Римляне, однако, понимали важность единоличного командования во время кризиса, в чрезвычайных обстоятельствах, вызванных внутренней или внешней опасностью. В этих случаях в качестве высшего и абсолютного авторитета назначался диктатор, полномочия которого, однако, были ограничены шестимесячным сроком и подотчетностью народному собранию по оставлении должности. Единственным нарушением этой практики до Юлия Цезаря была диктатура Суллы (86-82 гг. до Р.Х.), но мы не должны забывать, что даже этот жестокий правитель добровольно отрекся от власти, когда посчитал свою задачу выполненной, и сам предложил дать отчет в своих действиях. Этим он продемонстрировал, что считает себя пусть и экстраординарным, но конституционным должностным лицом.

После убийства Юлия Цезаря (44 г. до Р.Х.) из опасения, что когда-нибудь конституционная диктатура может быть превращена (как, возможно, это пытался сделать убитый) в личную пожизненную, в римских понятиях «царскую», власть, специальным плебисцитом был принят закон, навсегда запрещавший как должность диктатора, так и слово, ее обозначающее. Взамен было учреждено нечто хоть и не менее экстраординарное, но теперь намеренно коллегиальное: «триумвират по устроению государственных дел» (так называемый Второй триумвират, 43-31 гг. до Р.Х.), в который вошли Марк Антоний, Эмилий Лепид и Октавиан, будущий император Август.

Принципы коллегиальности, выборности и регулярной сменяемости были глубоко укоренены в римском представлении о res publica. Коллегией был сенат, коллегиями были магистратуры, которые занимали должностные лица – консулы, преторы, трибуны и др., избиравшиеся на определенный (обычно годовой) срок народным собранием, то есть всеми правоспособными гражданами. Гармоническое взаимодействие этих трех правительственных начал – сената, магистратов и народного собрания – составляло в римской политической теории основу основ существования республики. Таков был узкий, политический аспект значения латинского термина. Описанное устройство было для римлян предметом национальной гордости. Суверенность сената и народа отразилась в официальной формуле – названии государства: SPQR – Senatus Populusque Romanus («сенат и римский народ»). Мы видим, как сама концепция республики исключала какое бы то ни было представление о монархии в течение нескольких сотен лет. Именно в этом смысле мы и будем употреблять далее этот термин – как означающий структуру власти, противоположной автократии.

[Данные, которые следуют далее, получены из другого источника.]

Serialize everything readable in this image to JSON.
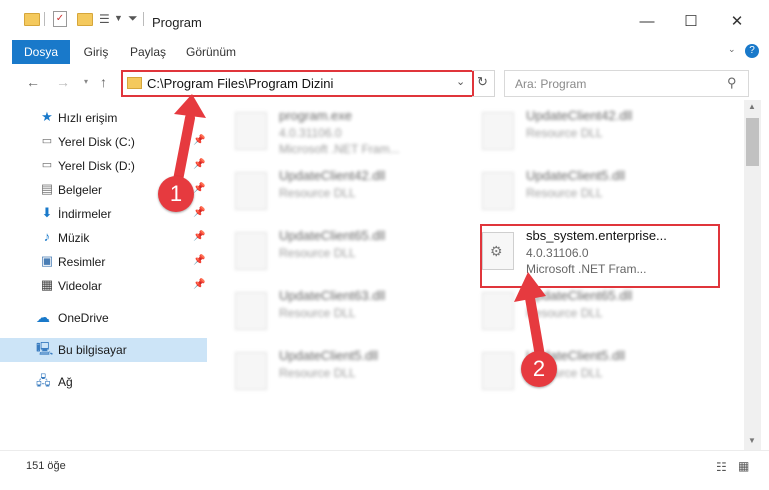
{
  "window": {
    "title": "Program",
    "minimize_glyph": "—",
    "maximize_glyph": "☐",
    "close_glyph": "✕"
  },
  "ribbon": {
    "tabs": [
      "Dosya",
      "Giriş",
      "Paylaş",
      "Görünüm"
    ],
    "help_glyph": "?"
  },
  "address": {
    "path": "C:\\Program Files\\Program Dizini",
    "search_placeholder": "Ara: Program"
  },
  "nav": {
    "items": [
      {
        "label": "Hızlı erişim",
        "icon": "star-icon",
        "pinned": false
      },
      {
        "label": "Yerel Disk (C:)",
        "icon": "drive-icon",
        "pinned": true
      },
      {
        "label": "Yerel Disk (D:)",
        "icon": "drive-icon",
        "pinned": true
      },
      {
        "label": "Belgeler",
        "icon": "document-icon",
        "pinned": true
      },
      {
        "label": "İndirmeler",
        "icon": "download-icon",
        "pinned": true
      },
      {
        "label": "Müzik",
        "icon": "music-icon",
        "pinned": true
      },
      {
        "label": "Resimler",
        "icon": "pictures-icon",
        "pinned": true
      },
      {
        "label": "Videolar",
        "icon": "video-icon",
        "pinned": true
      },
      {
        "label": "OneDrive",
        "icon": "cloud-icon",
        "pinned": false
      },
      {
        "label": "Bu bilgisayar",
        "icon": "computer-icon",
        "pinned": false,
        "selected": true
      },
      {
        "label": "Ağ",
        "icon": "network-icon",
        "pinned": false
      }
    ]
  },
  "files": [
    {
      "name": "program.exe",
      "version": "4.0.31106.0",
      "desc": "Microsoft .NET Fram...",
      "blurred": true
    },
    {
      "name": "UpdateClient42.dll",
      "version": "Resource DLL",
      "desc": "",
      "blurred": true
    },
    {
      "name": "UpdateClient42.dll",
      "version": "Resource DLL",
      "desc": "",
      "blurred": true
    },
    {
      "name": "UpdateClient5.dll",
      "version": "Resource DLL",
      "desc": "",
      "blurred": true
    },
    {
      "name": "UpdateClient65.dll",
      "version": "Resource DLL",
      "desc": "",
      "blurred": true
    },
    {
      "name": "sbs_system.enterprise...",
      "version": "4.0.31106.0",
      "desc": "Microsoft .NET Fram...",
      "blurred": false
    },
    {
      "name": "UpdateClient63.dll",
      "version": "Resource DLL",
      "desc": "",
      "blurred": true
    },
    {
      "name": "UpdateClient65.dll",
      "version": "Resource DLL",
      "desc": "",
      "blurred": true
    },
    {
      "name": "UpdateClient5.dll",
      "version": "Resource DLL",
      "desc": "",
      "blurred": true
    },
    {
      "name": "UpdateClient5.dll",
      "version": "Resource DLL",
      "desc": "",
      "blurred": true
    }
  ],
  "status": {
    "item_count": "151 öğe"
  },
  "annotations": {
    "step1": "1",
    "step2": "2",
    "color": "#e0353b"
  }
}
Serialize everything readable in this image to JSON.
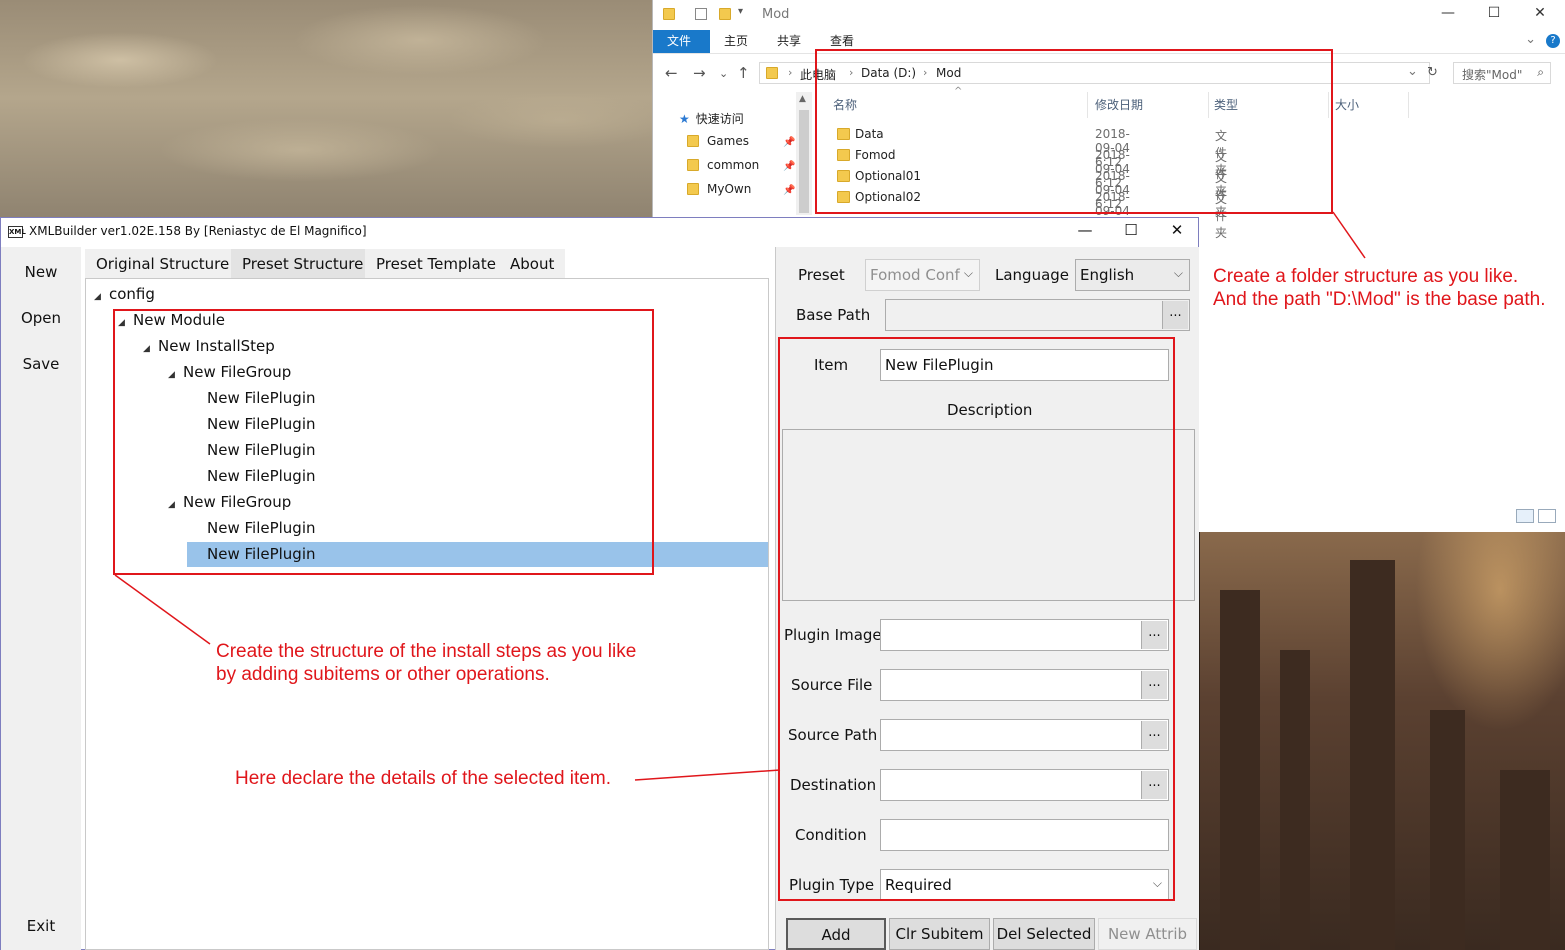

По окончании гражданских войн (31 г. до Р.Х.) внучатый племянник Юлия Цезаря Октавиан, вышедший их них победителем, отказался от своей экстраординарной должности триумвира. Теоретически эта акция предполагала реставрацию республики в том виде, в каком она существовала до цезарианской диктатуры. Сам Октавиан, позднее принявший имя Августа, торжественно провозгласил это на смертном одре после 45-летнего правления в своей знаменитой автобиографии Res Gestae Divi Augusti («Деяния божественного Августа», 14 г. от Р.Х.): «Достигнув высшей власти благодаря всеобщему согласию, я передал государство из моего личного владения под контроль римского сената и народа» (гл. 34, перевод наш).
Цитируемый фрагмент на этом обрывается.